Community members are adapting their seed saving techniques to counter the effects of tropical storms, flooding, and drought. Local seeds require less external inputs; they are chosen because they come from the very plants that have best survived their given environment. Not only do local seeds offer good production rates due to their suitability to local conditions, but they alleviate the need to purchase seeds on an annual basis, a requirement when using genetically modified seeds.
Corn is the principal staple of the Guatemalan rural diet. Inadequate storage techniques create the potential for high post-harvest loss due to humidity, rain, and the infestation of rats and insects. This loss can have a detrimental impact on a family’s nutrition while also inhibiting a family’s ability to derive additional income from corn sales, which allows them to purchase other vital foods.

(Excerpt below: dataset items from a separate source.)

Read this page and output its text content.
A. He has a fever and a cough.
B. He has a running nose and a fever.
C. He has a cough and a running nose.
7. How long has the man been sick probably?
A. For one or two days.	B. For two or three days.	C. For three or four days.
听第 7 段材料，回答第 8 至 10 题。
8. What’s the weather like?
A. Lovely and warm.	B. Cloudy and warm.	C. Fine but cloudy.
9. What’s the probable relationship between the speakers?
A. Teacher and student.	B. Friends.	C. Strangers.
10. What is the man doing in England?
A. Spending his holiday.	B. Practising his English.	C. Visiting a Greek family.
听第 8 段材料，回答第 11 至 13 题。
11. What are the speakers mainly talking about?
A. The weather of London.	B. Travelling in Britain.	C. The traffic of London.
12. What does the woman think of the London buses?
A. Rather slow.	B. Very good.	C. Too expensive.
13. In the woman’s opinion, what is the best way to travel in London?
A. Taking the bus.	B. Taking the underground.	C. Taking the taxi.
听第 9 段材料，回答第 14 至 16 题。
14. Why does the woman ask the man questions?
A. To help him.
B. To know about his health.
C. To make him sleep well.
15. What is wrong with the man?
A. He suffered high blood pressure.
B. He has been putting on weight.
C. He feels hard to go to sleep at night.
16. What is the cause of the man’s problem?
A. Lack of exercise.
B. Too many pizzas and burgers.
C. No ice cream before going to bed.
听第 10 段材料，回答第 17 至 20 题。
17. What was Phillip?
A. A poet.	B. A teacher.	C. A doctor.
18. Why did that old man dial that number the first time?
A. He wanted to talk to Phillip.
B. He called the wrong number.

We work with communities to implement weather-resistant corn silos that greatly reduce these post-harvest losses. Corn silos can store grain produced by up to five families. With improved storage capabilities, people will have the option to buy and sell corn according to market fluctuations. After damaging tropical storms force corn prices to rise, stored corn can be sold for a profit. When corn prices are down, families can maintain their supply until the market favors selling, use the corn for their own needs, or purchase corn on the market to resell when prices rise. The introduction of a revolving loan fund will aid families in this endeavor. The simple concept of adequate storage allows for families to think and plan strategically around their main crop. Their health and future income is also less vulnerable to weather and pests.

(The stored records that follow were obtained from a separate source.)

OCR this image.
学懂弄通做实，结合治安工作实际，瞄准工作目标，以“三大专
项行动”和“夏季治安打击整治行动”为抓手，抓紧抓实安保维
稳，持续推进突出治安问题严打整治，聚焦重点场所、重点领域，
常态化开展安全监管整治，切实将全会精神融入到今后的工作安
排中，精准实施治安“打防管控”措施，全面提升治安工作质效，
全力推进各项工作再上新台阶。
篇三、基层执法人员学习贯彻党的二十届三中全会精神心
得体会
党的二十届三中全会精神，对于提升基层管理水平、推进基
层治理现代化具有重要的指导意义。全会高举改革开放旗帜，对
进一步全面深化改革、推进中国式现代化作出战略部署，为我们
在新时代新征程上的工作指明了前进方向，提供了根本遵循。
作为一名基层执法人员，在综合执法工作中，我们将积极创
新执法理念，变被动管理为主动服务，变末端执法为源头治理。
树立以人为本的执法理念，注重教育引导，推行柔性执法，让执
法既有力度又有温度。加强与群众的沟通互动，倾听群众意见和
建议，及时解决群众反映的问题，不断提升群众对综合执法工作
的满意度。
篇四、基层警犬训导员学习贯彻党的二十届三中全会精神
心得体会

Family gardens increase a family’s capacity to produce basic grains and foods rich in micronutrients, aiding the youngest children and pregnant women, those most vulnerable to malnutrition.
These gardens are also an important component of our strategy for adapting to climate change as they counteract nutrient loss resulting from the devastation of staple crops by tropical storms, a fierce by-product of climate change. Additionally, their size simply makes them more resistant to storms than large cultivation areas.
The indiscriminate use of fertilizers and pesticides resulted in the deterioration of soil quality and crop productivity over time. Families are learning to compost their organic material and animal manure which has the dual function of reducing waste and healing the soil. Within three years, we expect that the soil will have revived enough that synthetic fertilizers, pesticides, and herbicides will no longer be in use.
Families will be able to sell surplus vegetables, and use the funds to buy new seeds and to satisfy other unmet needs.
Goats are an important component of our efforts to defeat chronic malnutrition and address the impact of climate change. They are a resistant source of nutrients that are not affected by tropical storms. Goat milk is an excellent source of calcium and vital minerals for children suffering from malnutrition. They are easy to sustain, can eat almost anything, and their manure serves as healthy compost for family gardens. Goats adapt to the rocky highlands of Guatemala better than cows do, require less food, and consume less water. Importantly, the pesky problem of lactose intolerance doesn’t occur with goat milk. Goats have been used in the fight against chronic malnutrition worldwide for decades, and with good reason.
Our project is simple and sustainable: families who have children under five that are malnourished receive a milking goat. The family commits to giving the first female offspring of that goat to another family.